Sunday, March 17, 2013

Train Vendors



            As my blog posts clearly indicate, the opportunity to volunteer in Buenos Aires for a year is a huge blessing and privilege.  That doesn’t mean, however, that it is always easy.  Living in a big, foreign city takes its toll, even if you’re living outside the federal capital like me.  There are certain aspects of city life that depress me at times, and the vendors and beggars on the Buenos Aires trains are a great example.

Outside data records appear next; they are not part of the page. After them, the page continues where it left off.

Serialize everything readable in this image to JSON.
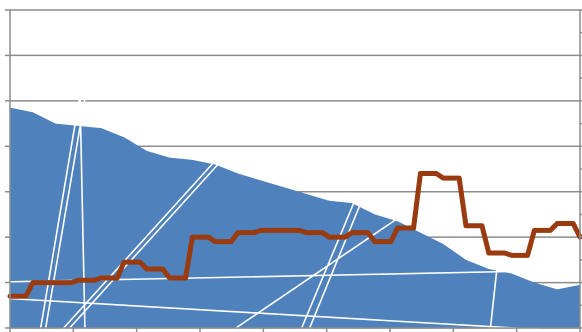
{
  "chart_data": {
    "type": "area",
    "title": "",
    "xlabel": "",
    "ylabel": "",
    "grid": true,
    "legend": "none",
    "x": [
      0,
      4,
      8,
      12,
      16,
      20,
      24,
      28,
      32,
      36,
      40,
      44,
      48,
      52,
      56,
      60,
      64,
      68,
      72,
      76,
      80,
      84,
      88,
      92,
      96,
      100
    ],
    "ylim_left": [
      0,
      7
    ],
    "ylim_right": [
      0,
      14
    ],
    "colors": {
      "area_fill": "#4f81bd",
      "line": "#9a3a0f",
      "grid": "#8c8c8c",
      "overlay_lines": "#ffffff"
    },
    "series": [
      {
        "chart": "area",
        "axis": "left",
        "values": [
          4.85,
          4.75,
          4.5,
          4.45,
          4.4,
          4.2,
          3.9,
          3.75,
          3.7,
          3.6,
          3.4,
          3.25,
          3.1,
          2.95,
          2.8,
          2.75,
          2.5,
          2.35,
          2.1,
          1.85,
          1.5,
          1.3,
          1.2,
          1.0,
          0.85,
          0.95
        ]
      },
      {
        "chart": "line",
        "axis": "right",
        "values": [
          1.4,
          2.0,
          2.0,
          2.1,
          2.2,
          2.9,
          2.6,
          2.2,
          4.0,
          3.8,
          4.2,
          4.3,
          4.3,
          4.2,
          4.0,
          4.2,
          3.8,
          4.4,
          6.8,
          6.6,
          4.5,
          3.3,
          3.2,
          4.3,
          4.6,
          4.0
        ]
      }
    ]
  }
}
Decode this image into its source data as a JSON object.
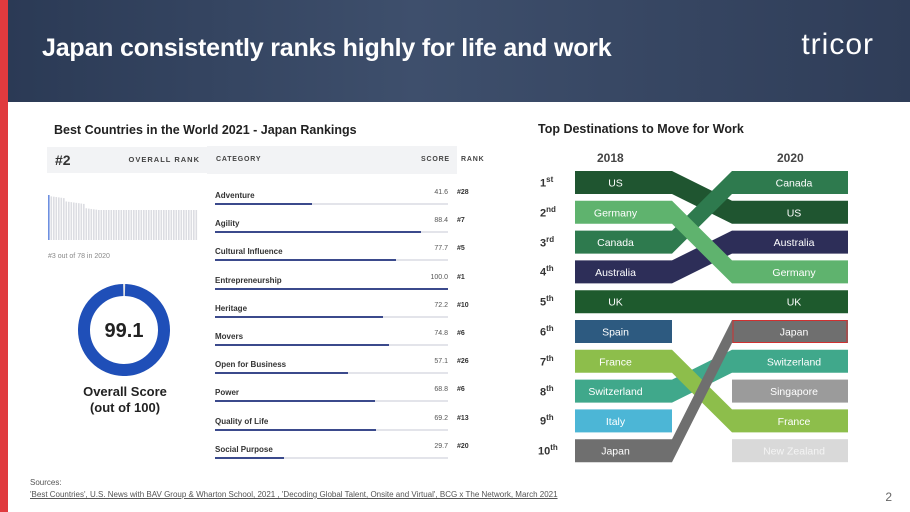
{
  "header": {
    "title": "Japan consistently ranks highly for life and work",
    "logo": "tricor"
  },
  "left": {
    "heading": "Best Countries in the World 2021 - Japan Rankings",
    "overall_rank": "#2",
    "overall_rank_label": "OVERALL RANK",
    "history_note": "#3 out of 78 in 2020",
    "overall_score": "99.1",
    "overall_score_value": 99.1,
    "overall_score_label": "Overall Score",
    "overall_score_sub": "(out of 100)",
    "table": {
      "headers": [
        "CATEGORY",
        "SCORE",
        "RANK"
      ],
      "rows": [
        {
          "category": "Adventure",
          "score": "41.6",
          "rank": "#28"
        },
        {
          "category": "Agility",
          "score": "88.4",
          "rank": "#7"
        },
        {
          "category": "Cultural Influence",
          "score": "77.7",
          "rank": "#5"
        },
        {
          "category": "Entrepreneurship",
          "score": "100.0",
          "rank": "#1"
        },
        {
          "category": "Heritage",
          "score": "72.2",
          "rank": "#10"
        },
        {
          "category": "Movers",
          "score": "74.8",
          "rank": "#6"
        },
        {
          "category": "Open for Business",
          "score": "57.1",
          "rank": "#26"
        },
        {
          "category": "Power",
          "score": "68.8",
          "rank": "#6"
        },
        {
          "category": "Quality of Life",
          "score": "69.2",
          "rank": "#13"
        },
        {
          "category": "Social Purpose",
          "score": "29.7",
          "rank": "#20"
        }
      ]
    }
  },
  "right": {
    "heading": "Top Destinations to Move for Work",
    "year_left": "2018",
    "year_right": "2020",
    "ordinals": [
      [
        "1",
        "st"
      ],
      [
        "2",
        "nd"
      ],
      [
        "3",
        "rd"
      ],
      [
        "4",
        "th"
      ],
      [
        "5",
        "th"
      ],
      [
        "6",
        "th"
      ],
      [
        "7",
        "th"
      ],
      [
        "8",
        "th"
      ],
      [
        "9",
        "th"
      ],
      [
        "10",
        "th"
      ]
    ],
    "countries": [
      {
        "name": "US",
        "r2018": 1,
        "r2020": 2,
        "color": "#1f5530"
      },
      {
        "name": "Germany",
        "r2018": 2,
        "r2020": 4,
        "color": "#5fb36e"
      },
      {
        "name": "Canada",
        "r2018": 3,
        "r2020": 1,
        "color": "#2e7a4e"
      },
      {
        "name": "Australia",
        "r2018": 4,
        "r2020": 3,
        "color": "#2d2e58"
      },
      {
        "name": "UK",
        "r2018": 5,
        "r2020": 5,
        "color": "#1e5a2d"
      },
      {
        "name": "Spain",
        "r2018": 6,
        "r2020": null,
        "color": "#2d5a80"
      },
      {
        "name": "France",
        "r2018": 7,
        "r2020": 9,
        "color": "#8dbe4b"
      },
      {
        "name": "Switzerland",
        "r2018": 8,
        "r2020": 7,
        "color": "#40a88b"
      },
      {
        "name": "Italy",
        "r2018": 9,
        "r2020": null,
        "color": "#4cb6d6"
      },
      {
        "name": "Japan",
        "r2018": 10,
        "r2020": 6,
        "color": "#6f6f6f"
      },
      {
        "name": "Singapore",
        "r2018": null,
        "r2020": 8,
        "color": "#9b9b9b"
      },
      {
        "name": "New Zealand",
        "r2018": null,
        "r2020": 10,
        "color": "#d9d9d9"
      }
    ],
    "highlight": "Japan",
    "highlight_color": "#d03030"
  },
  "footer": {
    "sources_label": "Sources:",
    "sources": "'Best Countries', U.S. News with BAV Group & Wharton School, 2021 , 'Decoding Global Talent, Onsite and Virtual', BCG x The Network, March 2021",
    "page": "2"
  }
}
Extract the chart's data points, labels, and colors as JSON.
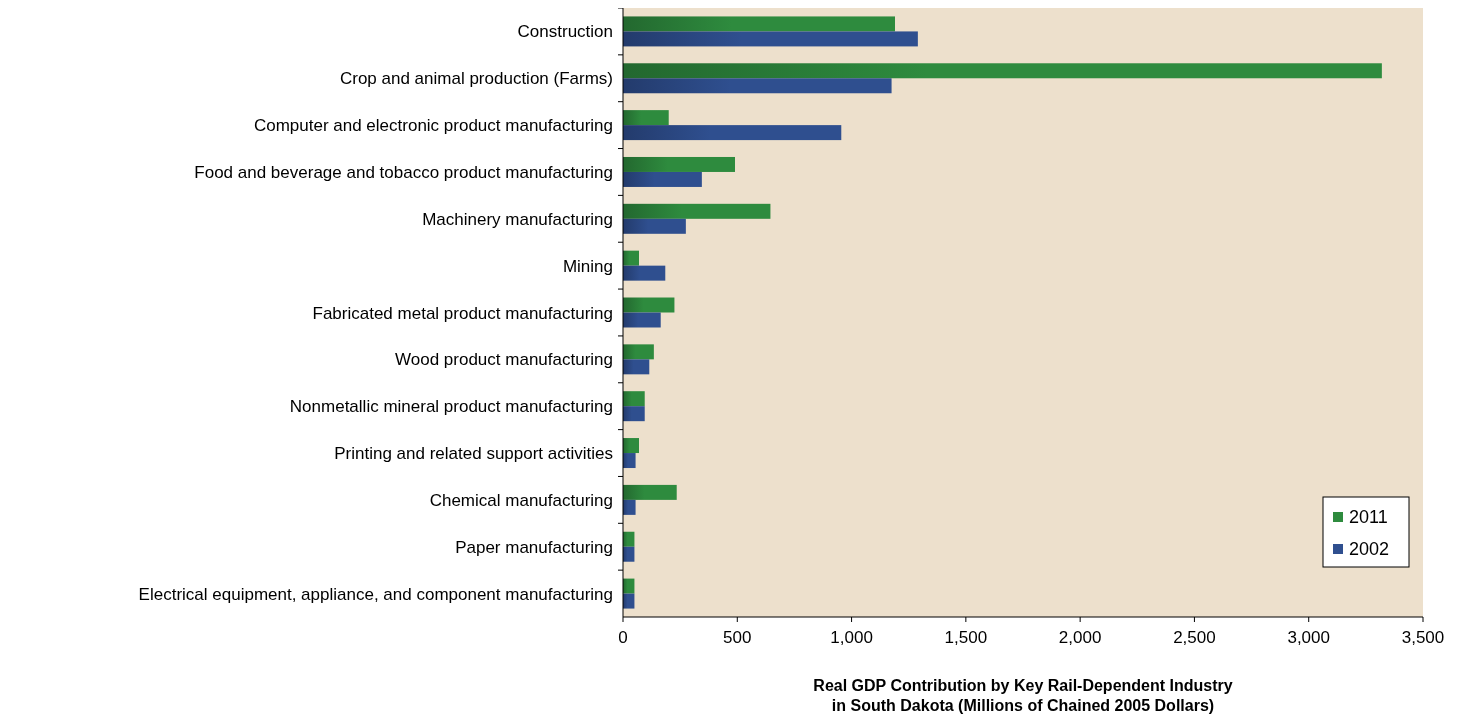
{
  "chart_data": {
    "type": "bar",
    "orientation": "horizontal",
    "xlabel": "Real GDP Contribution by Key Rail-Dependent Industry\nin South Dakota (Millions of Chained 2005 Dollars)",
    "categories": [
      "Construction",
      "Crop and animal production (Farms)",
      "Computer and electronic product manufacturing",
      "Food and beverage and tobacco product manufacturing",
      "Machinery manufacturing",
      "Mining",
      "Fabricated metal product manufacturing",
      "Wood product manufacturing",
      "Nonmetallic mineral product manufacturing",
      "Printing and related support activities",
      "Chemical manufacturing",
      "Paper manufacturing",
      "Electrical equipment, appliance, and component manufacturing"
    ],
    "series": [
      {
        "name": "2011",
        "color": "#2e8b3e",
        "values": [
          1190,
          3320,
          200,
          490,
          645,
          70,
          225,
          135,
          95,
          70,
          235,
          50,
          50
        ]
      },
      {
        "name": "2002",
        "color": "#2f4f8f",
        "values": [
          1290,
          1175,
          955,
          345,
          275,
          185,
          165,
          115,
          95,
          55,
          55,
          50,
          50
        ]
      }
    ],
    "xlim": [
      0,
      3500
    ],
    "xticks": [
      0,
      {
        "value": 500,
        "label": "500"
      },
      {
        "value": 1000,
        "label": "1,000"
      },
      {
        "value": 1500,
        "label": "1,500"
      },
      {
        "value": 2000,
        "label": "2,000"
      },
      {
        "value": 2500,
        "label": "2,500"
      },
      {
        "value": 3000,
        "label": "3,000"
      },
      {
        "value": 3500,
        "label": "3,500"
      }
    ],
    "legend": "bottom right",
    "grid": false
  }
}
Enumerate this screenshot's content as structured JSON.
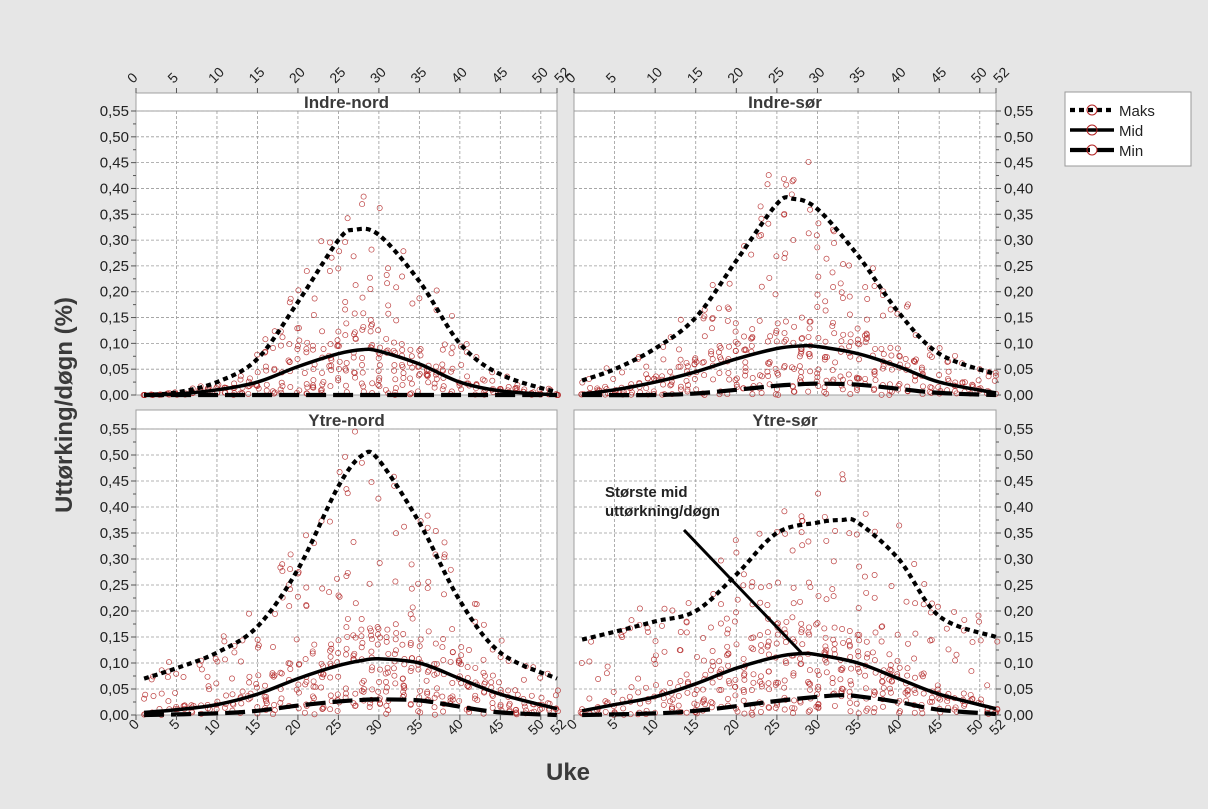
{
  "chart_data": {
    "type": "scatter",
    "ylabel": "Uttørking/døgn (%)",
    "xlabel": "Uke",
    "x_ticks": [
      0,
      5,
      10,
      15,
      20,
      25,
      30,
      35,
      40,
      45,
      50,
      52
    ],
    "y_ticks": [
      "0,00",
      "0,05",
      "0,10",
      "0,15",
      "0,20",
      "0,25",
      "0,30",
      "0,35",
      "0,40",
      "0,45",
      "0,50",
      "0,55"
    ],
    "xlim": [
      0,
      52
    ],
    "ylim": [
      0,
      0.55
    ],
    "grid": true,
    "legend_position": "top-right",
    "legend": [
      {
        "name": "Maks",
        "style": "dotted"
      },
      {
        "name": "Mid",
        "style": "solid"
      },
      {
        "name": "Min",
        "style": "dashed"
      }
    ],
    "colors": {
      "points": "#b22222",
      "lines": "#000000",
      "strip": "#ffffff",
      "background": "#e6e6e6"
    },
    "panels": [
      {
        "title": "Indre-nord",
        "maks": {
          "x": [
            1,
            5,
            10,
            15,
            20,
            25,
            27,
            30,
            35,
            40,
            45,
            52
          ],
          "y": [
            0.0,
            0.005,
            0.025,
            0.07,
            0.18,
            0.3,
            0.32,
            0.31,
            0.22,
            0.1,
            0.04,
            0.005
          ]
        },
        "mid": {
          "x": [
            1,
            5,
            10,
            15,
            20,
            25,
            28,
            30,
            35,
            40,
            45,
            52
          ],
          "y": [
            0.0,
            0.002,
            0.01,
            0.025,
            0.055,
            0.08,
            0.088,
            0.085,
            0.06,
            0.025,
            0.008,
            0.0
          ]
        },
        "min": {
          "x": [
            1,
            10,
            20,
            30,
            40,
            52
          ],
          "y": [
            0.0,
            0.0,
            0.0,
            0.0,
            0.0,
            0.0
          ]
        }
      },
      {
        "title": "Indre-sør",
        "maks": {
          "x": [
            1,
            5,
            10,
            15,
            20,
            25,
            27,
            30,
            35,
            40,
            45,
            52
          ],
          "y": [
            0.028,
            0.05,
            0.09,
            0.15,
            0.26,
            0.37,
            0.38,
            0.36,
            0.27,
            0.16,
            0.08,
            0.04
          ]
        },
        "mid": {
          "x": [
            1,
            5,
            10,
            15,
            20,
            25,
            28,
            30,
            35,
            40,
            45,
            52
          ],
          "y": [
            0.002,
            0.01,
            0.025,
            0.045,
            0.07,
            0.09,
            0.095,
            0.094,
            0.08,
            0.055,
            0.025,
            0.004
          ]
        },
        "min": {
          "x": [
            1,
            10,
            15,
            20,
            25,
            28,
            30,
            35,
            40,
            45,
            52
          ],
          "y": [
            0.0,
            0.0,
            0.003,
            0.01,
            0.018,
            0.021,
            0.022,
            0.02,
            0.012,
            0.004,
            0.0
          ]
        }
      },
      {
        "title": "Ytre-nord",
        "maks": {
          "x": [
            1,
            5,
            10,
            15,
            20,
            25,
            28,
            30,
            35,
            40,
            45,
            52
          ],
          "y": [
            0.07,
            0.09,
            0.12,
            0.17,
            0.28,
            0.44,
            0.5,
            0.49,
            0.37,
            0.22,
            0.12,
            0.07
          ]
        },
        "mid": {
          "x": [
            1,
            5,
            10,
            15,
            20,
            25,
            28,
            30,
            35,
            40,
            45,
            52
          ],
          "y": [
            0.005,
            0.01,
            0.02,
            0.04,
            0.07,
            0.095,
            0.105,
            0.108,
            0.1,
            0.07,
            0.04,
            0.012
          ]
        },
        "min": {
          "x": [
            1,
            10,
            15,
            20,
            25,
            28,
            30,
            35,
            40,
            45,
            52
          ],
          "y": [
            0.0,
            0.003,
            0.008,
            0.018,
            0.026,
            0.029,
            0.03,
            0.028,
            0.016,
            0.005,
            0.0
          ]
        }
      },
      {
        "title": "Ytre-sør",
        "maks": {
          "x": [
            1,
            5,
            10,
            15,
            20,
            25,
            30,
            33,
            35,
            40,
            45,
            52
          ],
          "y": [
            0.145,
            0.16,
            0.18,
            0.2,
            0.27,
            0.35,
            0.37,
            0.375,
            0.37,
            0.3,
            0.19,
            0.15
          ]
        },
        "mid": {
          "x": [
            1,
            5,
            10,
            15,
            20,
            25,
            28,
            30,
            35,
            40,
            45,
            52
          ],
          "y": [
            0.008,
            0.02,
            0.035,
            0.06,
            0.09,
            0.112,
            0.118,
            0.116,
            0.1,
            0.07,
            0.04,
            0.012
          ]
        },
        "min": {
          "x": [
            1,
            10,
            15,
            20,
            25,
            30,
            33,
            35,
            40,
            45,
            52
          ],
          "y": [
            0.0,
            0.003,
            0.008,
            0.017,
            0.027,
            0.035,
            0.038,
            0.036,
            0.025,
            0.01,
            0.002
          ]
        },
        "annotation": {
          "text": [
            "Største mid",
            "uttørkning/døgn"
          ],
          "x": 28,
          "y": 0.12
        }
      }
    ]
  }
}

 Every time I ride a train, there are multiple people selling things (everything from alfajores (Argentine cookies) to notebooks to tissues) or begging for money. Those who beg often narrate a woeful story, possibly involving a disease or injury.  They will narrate out loud or pass out little slips of paper with their stories written out. Seeing them wander back and forth from car to car fills me with an acute sense of brokenness.  I put myself in their shoes, imagining what it would be like to depend on the kindness and whims of strangers for a salary.  I imagine the numbing weariness they must feel as the result of chanting the same schpiel over and over up and down the train cars, only to be ignored by the majority of the people they pass.  I too am guilty of ignoring the vendors and beggars sometimes.  Occasionally I will donate a few coins if I am feeling particularly compassionate or motivated, but most of the time I try to avoid eye contact.  It`s terrible to acknowledge that I form part of a society that would rather pretend that this social reality doesn`t exist than make eye contact with fellow human beings.
The feeling of brokenness is most severe when the people selling or begging are children.  The reality that anyone has to depend on sales or begging on the trains to survive is unjust in itself, but when the people engaged in the activity belong to a vulnerable population (e.g. children), it’s even worse.  I lament the impact that missing school in order to support their families must have on their development.  
I have noticed a silver lining, however, among the vendors: camaraderie.  Often the vendors do not work in isolation, but rather form a part of a network.  Even if it’s not a formal network, the vendors certainly coordinate in their own way.  One day while riding the train I observed a group of male vendors chatting, laughing and teasing each other, planning out who would sell in which car and when (or at least that’s what I think they were doing).  I didn’t follow the conversation too well, but I understood their laughter.  They were having fun with their peers, lightening the load of a day’s work with the companionship of others and a dose of silliness.  I have observed this with kids too.  They’ll take breaks selling to horse around together and compare sales.  Witnessing this joy in a seemingly dire situation reminds me that although the poverty they experience is unjust, it would also be arrogant for me to assume that my way of life would be “better for them” than the lifestyle they lead now.  They might not be learning in conventional ways, but they are undoubtedly learning a lot and may have a sense of belonging and community on the trains that I could never understand.